While wintering with the Mandan, the captains hired Sakakawea’s French-Canadian common-law husband, Toussaint Charbonneau, as interpreter. She was one of two young Shoshone wives Charbonneau had acquired by winning a bet against their captors. Keen for someone who spoke the language of the Rocky Mountains First Nations, Lewis and Clark chose to take Sakakawea, then 15 years old and six months pregnant. In common with Malintzin, Sakakawea had been taken from her people against her own will and, like Malintzin, she earned a place in history through her exceptional linguistic ability. Moreover, during a voyage when food was often scarce, she contributed to the survival of her companions with knowledge of wild foods and cooking. Serendipitously, when the explorers met a Shoshone band, Sakakawea’s brother, Cameahwait, was their leader, a coincidence that greatly advanced the explorers’ interests, for they were in desperate need of Shoshone horses.34The Corps of Discovery’s journey did not resemble a campaign of conquest, although white settlers followed in its wake and, with them, the final subjugation of the remaining autonomous First Nations by the United States. Almost three centuries had elapsed since the Spanish conquest of Mexico, yet Lewis and Clark came upon many First Nations who had seldom encountered Europeans. However, even those in remote places had not escaped the dreadful effects of smallpox epidemics of the 1780s and 1803—1804. During a stopover at the Arikara villages, sexual hospitality was offered to the travellers, as was the case in the Mandan villages where they wintered in 1804—1805.

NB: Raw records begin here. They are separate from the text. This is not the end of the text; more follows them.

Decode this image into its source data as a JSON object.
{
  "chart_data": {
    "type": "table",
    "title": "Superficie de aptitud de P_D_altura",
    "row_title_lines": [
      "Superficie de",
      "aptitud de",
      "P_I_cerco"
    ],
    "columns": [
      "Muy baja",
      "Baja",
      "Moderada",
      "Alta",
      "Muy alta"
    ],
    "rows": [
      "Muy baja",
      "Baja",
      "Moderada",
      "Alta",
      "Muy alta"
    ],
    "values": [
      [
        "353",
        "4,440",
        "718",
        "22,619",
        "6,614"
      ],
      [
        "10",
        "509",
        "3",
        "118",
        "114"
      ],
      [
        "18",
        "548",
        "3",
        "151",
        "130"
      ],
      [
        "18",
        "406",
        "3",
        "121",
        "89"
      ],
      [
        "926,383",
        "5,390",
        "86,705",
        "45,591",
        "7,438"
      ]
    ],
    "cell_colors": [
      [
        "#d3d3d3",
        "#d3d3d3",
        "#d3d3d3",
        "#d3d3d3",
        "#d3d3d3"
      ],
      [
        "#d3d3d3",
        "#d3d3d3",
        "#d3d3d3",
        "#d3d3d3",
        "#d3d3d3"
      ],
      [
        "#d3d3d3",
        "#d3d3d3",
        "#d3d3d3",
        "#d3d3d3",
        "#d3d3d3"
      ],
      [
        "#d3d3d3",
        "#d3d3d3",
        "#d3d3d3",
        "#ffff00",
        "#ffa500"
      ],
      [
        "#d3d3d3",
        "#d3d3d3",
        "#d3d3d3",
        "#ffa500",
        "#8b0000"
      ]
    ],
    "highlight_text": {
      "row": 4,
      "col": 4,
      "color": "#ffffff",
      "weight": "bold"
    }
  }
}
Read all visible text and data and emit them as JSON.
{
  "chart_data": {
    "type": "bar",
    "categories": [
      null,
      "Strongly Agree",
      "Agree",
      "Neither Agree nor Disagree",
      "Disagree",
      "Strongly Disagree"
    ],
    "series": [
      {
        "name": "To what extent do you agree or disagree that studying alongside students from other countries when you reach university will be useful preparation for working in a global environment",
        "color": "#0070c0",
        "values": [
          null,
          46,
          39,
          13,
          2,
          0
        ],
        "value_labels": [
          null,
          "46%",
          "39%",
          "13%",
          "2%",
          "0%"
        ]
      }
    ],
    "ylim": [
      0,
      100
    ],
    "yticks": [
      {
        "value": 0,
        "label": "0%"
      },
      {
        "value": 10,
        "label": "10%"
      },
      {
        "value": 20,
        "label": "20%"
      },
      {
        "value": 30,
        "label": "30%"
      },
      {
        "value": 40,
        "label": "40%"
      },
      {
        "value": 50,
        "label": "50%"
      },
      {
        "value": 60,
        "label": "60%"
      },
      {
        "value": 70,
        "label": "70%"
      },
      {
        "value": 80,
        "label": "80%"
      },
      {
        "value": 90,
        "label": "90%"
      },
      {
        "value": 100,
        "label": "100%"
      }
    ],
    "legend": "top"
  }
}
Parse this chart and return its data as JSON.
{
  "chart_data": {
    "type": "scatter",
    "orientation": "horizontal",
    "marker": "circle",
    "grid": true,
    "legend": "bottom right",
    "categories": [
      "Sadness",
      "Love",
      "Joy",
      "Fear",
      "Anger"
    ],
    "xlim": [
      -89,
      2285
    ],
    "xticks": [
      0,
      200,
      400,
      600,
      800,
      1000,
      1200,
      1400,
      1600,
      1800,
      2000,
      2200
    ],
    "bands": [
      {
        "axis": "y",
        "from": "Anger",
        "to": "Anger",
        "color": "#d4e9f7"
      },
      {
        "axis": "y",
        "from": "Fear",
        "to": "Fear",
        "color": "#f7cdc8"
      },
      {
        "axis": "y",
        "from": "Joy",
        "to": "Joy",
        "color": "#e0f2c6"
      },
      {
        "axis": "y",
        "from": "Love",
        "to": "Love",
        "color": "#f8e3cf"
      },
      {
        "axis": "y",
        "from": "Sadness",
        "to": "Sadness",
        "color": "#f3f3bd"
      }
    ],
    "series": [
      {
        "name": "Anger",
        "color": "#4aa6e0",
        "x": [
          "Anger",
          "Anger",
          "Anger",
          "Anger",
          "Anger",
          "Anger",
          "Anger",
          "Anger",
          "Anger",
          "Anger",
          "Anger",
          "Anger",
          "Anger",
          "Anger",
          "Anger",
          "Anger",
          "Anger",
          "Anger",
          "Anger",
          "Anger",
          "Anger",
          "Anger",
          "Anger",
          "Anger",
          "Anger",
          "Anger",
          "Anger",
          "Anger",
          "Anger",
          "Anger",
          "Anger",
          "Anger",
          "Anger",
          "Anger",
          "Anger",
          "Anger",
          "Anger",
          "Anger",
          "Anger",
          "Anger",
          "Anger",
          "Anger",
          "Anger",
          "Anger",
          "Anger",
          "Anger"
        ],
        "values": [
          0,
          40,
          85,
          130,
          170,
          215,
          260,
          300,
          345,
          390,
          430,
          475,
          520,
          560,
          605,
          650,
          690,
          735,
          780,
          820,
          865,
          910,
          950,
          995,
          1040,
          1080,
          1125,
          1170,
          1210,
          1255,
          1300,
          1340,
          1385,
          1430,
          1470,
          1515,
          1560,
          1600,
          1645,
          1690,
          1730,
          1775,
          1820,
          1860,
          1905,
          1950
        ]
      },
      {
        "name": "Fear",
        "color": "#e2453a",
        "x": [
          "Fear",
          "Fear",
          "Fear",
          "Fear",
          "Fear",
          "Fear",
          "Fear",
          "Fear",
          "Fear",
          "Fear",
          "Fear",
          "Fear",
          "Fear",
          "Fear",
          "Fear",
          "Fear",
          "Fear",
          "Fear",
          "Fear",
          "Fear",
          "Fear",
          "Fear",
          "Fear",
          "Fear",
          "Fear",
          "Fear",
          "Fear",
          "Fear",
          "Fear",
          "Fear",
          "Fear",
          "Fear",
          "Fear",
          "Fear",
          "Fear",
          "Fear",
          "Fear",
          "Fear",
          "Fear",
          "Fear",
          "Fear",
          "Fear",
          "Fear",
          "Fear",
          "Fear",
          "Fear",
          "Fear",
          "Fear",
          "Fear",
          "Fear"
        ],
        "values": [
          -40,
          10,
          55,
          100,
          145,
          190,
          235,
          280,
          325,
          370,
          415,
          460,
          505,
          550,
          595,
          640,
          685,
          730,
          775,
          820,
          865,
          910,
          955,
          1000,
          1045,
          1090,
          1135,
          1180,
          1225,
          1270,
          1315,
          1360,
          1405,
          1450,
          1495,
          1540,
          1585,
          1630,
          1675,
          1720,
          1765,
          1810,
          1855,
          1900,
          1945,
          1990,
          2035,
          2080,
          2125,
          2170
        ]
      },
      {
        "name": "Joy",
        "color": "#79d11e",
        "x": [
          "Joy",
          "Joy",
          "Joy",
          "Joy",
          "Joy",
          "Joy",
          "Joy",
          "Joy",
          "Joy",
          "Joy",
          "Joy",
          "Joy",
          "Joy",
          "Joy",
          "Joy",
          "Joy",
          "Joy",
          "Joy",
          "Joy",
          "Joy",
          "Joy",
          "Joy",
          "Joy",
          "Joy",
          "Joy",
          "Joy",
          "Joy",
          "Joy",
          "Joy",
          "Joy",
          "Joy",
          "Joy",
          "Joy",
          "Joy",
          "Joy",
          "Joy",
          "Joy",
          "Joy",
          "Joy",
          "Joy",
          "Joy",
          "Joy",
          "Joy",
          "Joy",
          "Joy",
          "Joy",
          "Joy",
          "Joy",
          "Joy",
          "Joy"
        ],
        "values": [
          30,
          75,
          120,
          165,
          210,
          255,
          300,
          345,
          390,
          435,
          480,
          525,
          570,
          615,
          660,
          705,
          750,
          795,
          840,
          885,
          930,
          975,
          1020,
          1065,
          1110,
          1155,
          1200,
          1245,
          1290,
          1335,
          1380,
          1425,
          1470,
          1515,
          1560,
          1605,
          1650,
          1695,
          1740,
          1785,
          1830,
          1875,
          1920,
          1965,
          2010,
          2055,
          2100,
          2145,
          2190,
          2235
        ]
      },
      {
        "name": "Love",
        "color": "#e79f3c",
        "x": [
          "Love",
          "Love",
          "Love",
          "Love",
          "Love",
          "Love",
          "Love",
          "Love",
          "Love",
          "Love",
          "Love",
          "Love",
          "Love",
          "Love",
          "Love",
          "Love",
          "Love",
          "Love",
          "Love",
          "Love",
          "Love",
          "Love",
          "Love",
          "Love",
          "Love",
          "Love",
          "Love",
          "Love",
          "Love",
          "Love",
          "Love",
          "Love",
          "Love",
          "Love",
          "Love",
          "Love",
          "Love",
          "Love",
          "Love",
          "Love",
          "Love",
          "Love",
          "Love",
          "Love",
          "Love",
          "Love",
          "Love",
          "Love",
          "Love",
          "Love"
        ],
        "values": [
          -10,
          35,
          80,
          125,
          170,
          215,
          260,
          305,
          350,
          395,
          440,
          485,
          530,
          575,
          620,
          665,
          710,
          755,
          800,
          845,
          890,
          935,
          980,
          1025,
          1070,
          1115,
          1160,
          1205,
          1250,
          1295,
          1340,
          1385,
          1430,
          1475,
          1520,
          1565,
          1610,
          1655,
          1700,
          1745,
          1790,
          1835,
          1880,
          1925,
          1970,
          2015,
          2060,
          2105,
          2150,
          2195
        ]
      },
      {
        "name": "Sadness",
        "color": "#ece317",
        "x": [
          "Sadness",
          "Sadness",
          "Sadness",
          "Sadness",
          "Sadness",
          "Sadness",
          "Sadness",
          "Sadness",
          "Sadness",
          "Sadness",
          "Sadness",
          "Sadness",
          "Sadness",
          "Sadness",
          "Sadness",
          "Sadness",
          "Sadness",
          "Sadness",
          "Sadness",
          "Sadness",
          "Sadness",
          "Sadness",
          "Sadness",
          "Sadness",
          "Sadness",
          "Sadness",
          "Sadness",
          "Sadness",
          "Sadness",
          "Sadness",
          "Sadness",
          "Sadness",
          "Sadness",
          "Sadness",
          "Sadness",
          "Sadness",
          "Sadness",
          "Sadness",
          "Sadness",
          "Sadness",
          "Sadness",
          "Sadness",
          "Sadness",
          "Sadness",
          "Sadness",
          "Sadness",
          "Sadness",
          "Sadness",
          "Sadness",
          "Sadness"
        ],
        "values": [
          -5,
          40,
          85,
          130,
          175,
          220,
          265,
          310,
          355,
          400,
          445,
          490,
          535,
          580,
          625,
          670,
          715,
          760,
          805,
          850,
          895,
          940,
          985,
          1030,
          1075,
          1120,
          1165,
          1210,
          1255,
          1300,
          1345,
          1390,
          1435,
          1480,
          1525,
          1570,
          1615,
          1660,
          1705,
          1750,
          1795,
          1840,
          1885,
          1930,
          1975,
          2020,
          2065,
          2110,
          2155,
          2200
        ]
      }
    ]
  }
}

It is alleged that husbands encouraged their wives to have intercourse with the travellers ‘believing they would catch some of the power of the white men from such intercourse, transmitted to them through their wives’.35On the hundredth anniversary of the expedition, Sakakawea ‘was memorialized as the intrepid guide of Lewis and Clark, the person who revealed to them the way through the mountain passes. She was made the heroine of a book... Mountains and lakes were named [after] her. Statues... were erected, and paintings done’,36 her contribution to the expansion of the American empire at last acknowledged. In her own time, however, her services went unrewarded. The journals of the voyage represent women as defined by ‘sexual identity, reproductive history, and domestic labor’ to the exclusion of women as partners in an arduous enterprise.37 Charbonneau received $500.33 for his horse, his tepee and his services and, like all men under Lewis and Clark, in 1807 he was rewarded with 320 acres of land.38 Sakakawea did not taste the fruits of the voyage’s success. Nevertheless her participation in the Lewis and Clark expedition did afford her the opportunity to insert herself into the wider history of the United States; albeit only in the posthumous acknowledgment of her contribution to the opening up of the West.